Seven months can fly by scary-quick.
After tying my personal identity inextricably with my corporate life; after delivering a helluva project that proved an exercise in long-suffering and triumph, I cut the cords yesterday at 6.17pm and finally walked out the door. (I ran back in later at 7-something to retrieve my phone charger, earphones and “Well behaved women rarely make history” fridge magnet, which kinda ruined the drama. But you know what I mean.)
Yesterday over dinner, I felt like I had just embarked on a holiday with a wishy-washy start date, and an even more uncertain end. How many times have I been told to savour this freedom for as long as possible because when she finally arrives, I’ll look back on this in wonder. How many times have I been told to sleep, as if sleep were a commodity one could store up and then cash in on later. The body doesn’t work like that.
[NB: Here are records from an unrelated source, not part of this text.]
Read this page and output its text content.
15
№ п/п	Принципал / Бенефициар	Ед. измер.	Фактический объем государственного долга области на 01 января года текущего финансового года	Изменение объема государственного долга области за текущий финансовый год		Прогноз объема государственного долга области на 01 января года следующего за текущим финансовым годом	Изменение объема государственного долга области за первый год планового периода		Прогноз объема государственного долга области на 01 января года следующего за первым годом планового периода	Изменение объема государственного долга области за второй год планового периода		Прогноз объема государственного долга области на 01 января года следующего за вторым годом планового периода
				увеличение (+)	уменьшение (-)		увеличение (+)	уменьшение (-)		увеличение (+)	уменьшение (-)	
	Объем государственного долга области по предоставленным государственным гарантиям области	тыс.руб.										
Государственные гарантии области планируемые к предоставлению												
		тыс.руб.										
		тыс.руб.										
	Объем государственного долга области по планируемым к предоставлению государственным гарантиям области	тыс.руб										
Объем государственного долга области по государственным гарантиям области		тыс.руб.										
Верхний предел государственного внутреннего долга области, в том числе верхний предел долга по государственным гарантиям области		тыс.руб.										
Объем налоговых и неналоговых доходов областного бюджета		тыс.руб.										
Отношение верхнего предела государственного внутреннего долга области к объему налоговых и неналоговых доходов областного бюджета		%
And yet, sleep I did. I crashed my monthly writer’s group meeting for five minutes to buy a signed copy of a novel that had been brewing since my last meeting with them in September. Had a surprisingly lovely Italian dinner with Tony at La Scala. And then drove home, blogged a list of things I wanted to get to from Monday, crawled meekly into bed… and slept for 12 hours.
This morning, I feel unemployed.
I am wearing a ticking time bomb, if the world is to be believed. My life, as I’ve known it for the past eight years with Tony, will apparently come crashing down the moment we hold her in our arms and make googly eyes. And so I’m slightly stressing over what to do first – get our personal things in order, or run out and manically enjoy my new, temporary liberty like a woman on death row. In amongst everything, I feel resentful of the implication – the expectation, almost – that this will be my last shot at some sort of personal happiness before I lose myself altogether and become a mommy.
How prosaic. And we all secretly protest the pedestrian, or at least fiercely determine that it shall never apply to us. But I’m not getting much positive reinforcement that I will be capable and able of resisting the ordinary.
But! On to more important things… like betting.
Majority of the office folk have dibs that Blobette will announce her arrival this weekend, because I’ll finally relax and my body will kick into gear. I surreptitiously cover where I think her ears are, everytime someone says something like that. But statistically, they say the first baby usually comes after the due date. And if several others are to be believed, I look like I’m carrying a 6-month old, and not a baby due in 3 weeks.
So – when do you think Blobette will arrive?